L’étude de l’IHME, financée par la Fondation Bill and Melinda Gates, révèle que « depuis 2015, l’OMS recommande un traitement antirétroviral précoce permettant aux Pvvih de vivre plus longtemps et en meilleure santé, et réduit le potentiel de transmission du virus ». Malgré cette recommandation, selon l’Unicef, « 34% des Pvvih en Afrique de l’Est et du Sud et 60% de celles vivant en Afrique centrale et de l’Ouest ne sont actuellement pas sous traitement ». Par ailleurs, la croissance démographique et la persistance d’une incidence élevée de l’infection par le VIH, associée à un allongement de l’espérance de vie des Pvvih, ont conduit à une augmentation des Pvvih en Afrique subsaharienne.
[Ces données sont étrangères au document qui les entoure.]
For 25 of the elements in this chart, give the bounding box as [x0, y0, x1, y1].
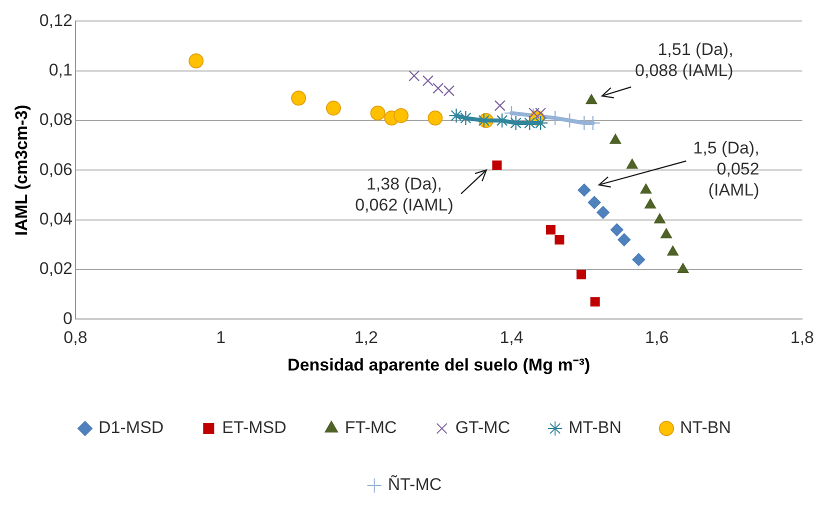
y-tick-label: 0,06 — [39, 160, 72, 179]
legend-label: ÑT-MC — [388, 475, 442, 494]
annotation: 1,51 (Da), 0,088 (IAML) — [635, 40, 734, 80]
y-tick-label: 0,12 — [39, 10, 72, 30]
legend-label: GT-MC — [455, 418, 510, 438]
annotation: 1,38 (Da), 0,062 (IAML) — [355, 174, 454, 214]
legend-label: D1-MSD — [98, 418, 164, 438]
annotation: 1,5 (Da), 0,052 (IAML) — [693, 138, 760, 200]
y-tick-label: 0 — [63, 308, 72, 328]
x-tick-label: 1 — [216, 328, 226, 348]
x-tick-label: 1,2 — [354, 328, 378, 348]
y-tick-label: 0,04 — [39, 210, 72, 229]
x-tick-label: 1,4 — [500, 328, 524, 348]
legend-label: NT-BN — [680, 418, 731, 438]
legend-label: MT-BN — [568, 418, 622, 438]
y-tick-label: 0,1 — [48, 60, 72, 80]
x-tick-label: 0,8 — [64, 328, 88, 348]
legend-label: ET-MSD — [222, 418, 286, 438]
y-axis-title: IAML (cm3cm-3) — [12, 104, 31, 236]
legend-label: FT-MC — [344, 418, 397, 438]
x-axis-title: Densidad aparente del suelo (Mg m⁻³) — [288, 355, 590, 374]
x-tick-label: 1,8 — [790, 328, 814, 348]
x-tick-label: 1,6 — [645, 328, 669, 348]
y-tick-label: 0,08 — [39, 110, 72, 130]
y-tick-label: 0,02 — [39, 259, 72, 278]
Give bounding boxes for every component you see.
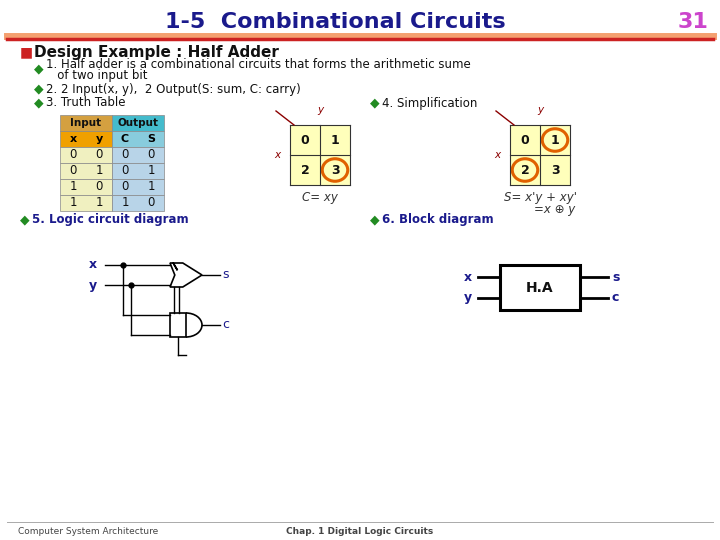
- Text: Chap. 1 Digital Logic Circuits: Chap. 1 Digital Logic Circuits: [287, 526, 433, 536]
- Text: y: y: [95, 134, 103, 144]
- Text: 0: 0: [69, 148, 77, 161]
- Text: ◆: ◆: [370, 97, 379, 110]
- Text: 3: 3: [330, 164, 339, 177]
- Bar: [60, 131, 112, 147]
- Bar: [500, 265, 580, 310]
- Text: H.A: H.A: [526, 280, 554, 294]
- Text: y: y: [537, 105, 543, 115]
- Text: Computer System Architecture: Computer System Architecture: [18, 526, 158, 536]
- Text: 1: 1: [121, 197, 129, 210]
- Text: 0: 0: [148, 197, 155, 210]
- Bar: [112, 195, 164, 211]
- Bar: [112, 147, 164, 163]
- Text: Input: Input: [71, 118, 102, 128]
- Text: y: y: [89, 279, 97, 292]
- Bar: [112, 163, 164, 179]
- Text: 0: 0: [121, 180, 129, 193]
- Bar: [112, 131, 164, 147]
- Text: 6. Block diagram: 6. Block diagram: [382, 213, 494, 226]
- Text: S: S: [147, 134, 155, 144]
- Text: 0: 0: [121, 148, 129, 161]
- Text: 3: 3: [551, 164, 559, 177]
- Text: 1: 1: [148, 165, 155, 178]
- Text: 0: 0: [95, 180, 103, 193]
- Bar: [60, 147, 112, 163]
- Polygon shape: [170, 263, 202, 287]
- Text: 1: 1: [95, 165, 103, 178]
- Text: 1. Half adder is a combinational circuits that forms the arithmetic sume: 1. Half adder is a combinational circuit…: [46, 58, 471, 71]
- Text: x: x: [494, 150, 500, 160]
- Text: c: c: [612, 292, 619, 305]
- Bar: [60, 179, 112, 195]
- Text: 0: 0: [521, 133, 529, 146]
- Text: of two input bit: of two input bit: [46, 70, 148, 83]
- Text: ■: ■: [20, 45, 33, 59]
- Text: 1: 1: [148, 180, 155, 193]
- Text: 1-5  Combinational Circuits: 1-5 Combinational Circuits: [165, 12, 505, 32]
- Text: ◆: ◆: [34, 63, 44, 76]
- Polygon shape: [170, 313, 186, 337]
- Bar: [112, 115, 164, 131]
- Text: ◆: ◆: [20, 213, 30, 226]
- Text: 1: 1: [551, 133, 559, 146]
- Text: 0: 0: [301, 133, 310, 146]
- Bar: [290, 125, 350, 185]
- Text: =x ⊕ y: =x ⊕ y: [534, 204, 575, 217]
- Text: 0: 0: [69, 165, 77, 178]
- Text: x: x: [464, 271, 472, 284]
- Text: 2. 2 Input(x, y),  2 Output(S: sum, C: carry): 2. 2 Input(x, y), 2 Output(S: sum, C: ca…: [46, 83, 301, 96]
- Text: Output: Output: [117, 118, 158, 128]
- Text: 0: 0: [95, 148, 103, 161]
- Text: s: s: [222, 268, 228, 281]
- Text: x: x: [89, 259, 97, 272]
- Text: ◆: ◆: [34, 83, 44, 96]
- Text: y: y: [464, 292, 472, 305]
- Text: y: y: [317, 105, 323, 115]
- Text: 1: 1: [330, 133, 339, 146]
- Text: 1: 1: [69, 197, 77, 210]
- Text: 2: 2: [301, 164, 310, 177]
- Text: 5. Logic circuit diagram: 5. Logic circuit diagram: [32, 213, 189, 226]
- Bar: [60, 163, 112, 179]
- Bar: [112, 179, 164, 195]
- Text: 31: 31: [678, 12, 708, 32]
- Text: ◆: ◆: [34, 97, 44, 110]
- Text: Design Example : Half Adder: Design Example : Half Adder: [34, 44, 279, 59]
- Text: 1: 1: [95, 197, 103, 210]
- Text: 2: 2: [521, 164, 529, 177]
- Text: 4. Simplification: 4. Simplification: [382, 97, 477, 110]
- Text: x: x: [69, 134, 76, 144]
- Bar: [60, 115, 112, 131]
- Text: c: c: [222, 319, 229, 332]
- Bar: [510, 125, 570, 185]
- Text: s: s: [612, 271, 619, 284]
- Text: 0: 0: [148, 148, 155, 161]
- Text: S= x'y + xy': S= x'y + xy': [503, 191, 577, 204]
- Text: C: C: [121, 134, 129, 144]
- Text: x: x: [274, 150, 280, 160]
- Text: 1: 1: [69, 180, 77, 193]
- Text: 0: 0: [121, 165, 129, 178]
- Text: C= xy: C= xy: [302, 191, 338, 204]
- Text: 3. Truth Table: 3. Truth Table: [46, 97, 125, 110]
- Text: ◆: ◆: [370, 213, 379, 226]
- Bar: [60, 195, 112, 211]
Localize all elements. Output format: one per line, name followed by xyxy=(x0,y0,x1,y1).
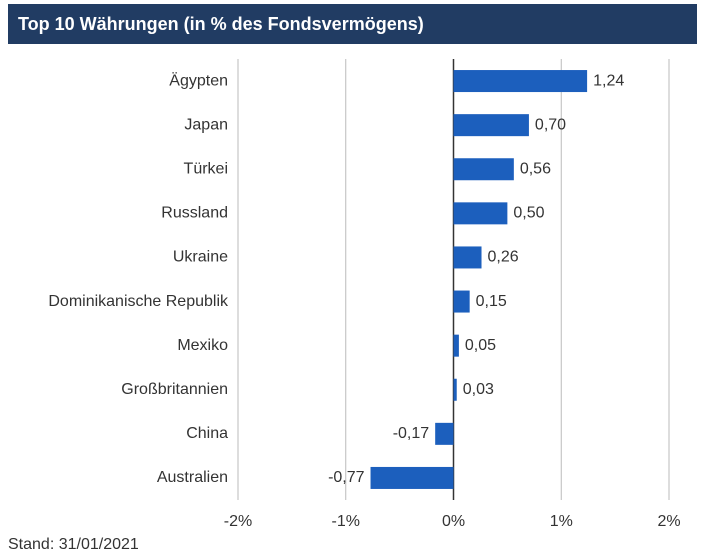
y-tick-label: Mexiko xyxy=(177,337,228,354)
y-tick-label: Großbritannien xyxy=(121,381,228,398)
chart-title: Top 10 Währungen (in % des Fondsvermögen… xyxy=(18,14,424,34)
data-label: 0,03 xyxy=(463,381,494,398)
bar xyxy=(453,202,508,225)
data-label: 0,56 xyxy=(520,160,551,177)
data-label: -0,77 xyxy=(328,469,365,486)
y-tick-label: Ägypten xyxy=(169,71,228,89)
y-tick-label: China xyxy=(186,425,228,442)
bar xyxy=(435,422,454,445)
x-tick-label: -2% xyxy=(224,513,252,530)
y-tick-label: Ukraine xyxy=(173,249,228,266)
data-label: 1,24 xyxy=(593,72,624,89)
bar xyxy=(453,334,459,357)
data-label: 0,70 xyxy=(535,116,566,133)
data-label: 0,05 xyxy=(465,337,496,354)
data-label: 0,50 xyxy=(513,205,544,222)
y-tick-label: Türkei xyxy=(184,160,228,177)
data-label: 0,15 xyxy=(476,293,507,310)
data-label: -0,17 xyxy=(393,425,430,442)
y-tick-label: Russland xyxy=(161,205,228,222)
x-tick-label: 2% xyxy=(657,513,680,530)
y-tick-label: Dominikanische Republik xyxy=(48,293,229,310)
data-label: 0,26 xyxy=(488,249,519,266)
bar xyxy=(453,158,514,181)
bar xyxy=(370,466,454,489)
bar xyxy=(453,114,529,137)
footnote: Stand: 31/01/2021 xyxy=(8,536,139,553)
title-bar xyxy=(8,4,697,44)
x-tick-label: -1% xyxy=(332,513,360,530)
bar xyxy=(453,246,482,269)
bar xyxy=(453,290,470,313)
bar xyxy=(453,70,588,93)
y-tick-label: Australien xyxy=(157,469,228,486)
y-tick-label: Japan xyxy=(184,116,228,133)
bar xyxy=(453,378,457,401)
x-tick-label: 1% xyxy=(550,513,573,530)
x-tick-label: 0% xyxy=(442,513,465,530)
En effet, entre 2000 et 2017, le nombre de personnes âgées de 15 à 49 ans vivant avec le VIH y a augmenté de 3 millions, et ce, malgré le recul de la prévalence du VIH.

Pour finir, Laura Dwyer-Lindgren, auteure principale de l’étude et Professeure assistante en Sciences statistiques de santé publique, explique : « Le financement international de la lutte contre le VIH/SIDA est en déclin depuis 2013, mais nos travaux montrent que le fléau perdure, tout en dévoilant des zones géographiques dans lesquelles des interventions ciblées pourraient avoir un impact significatif. Notre objectif est de fournir des données solides qui puissent servir à prévenir des infections futures et offrir des soins appropriés aux personnes vivant avec le VIH ».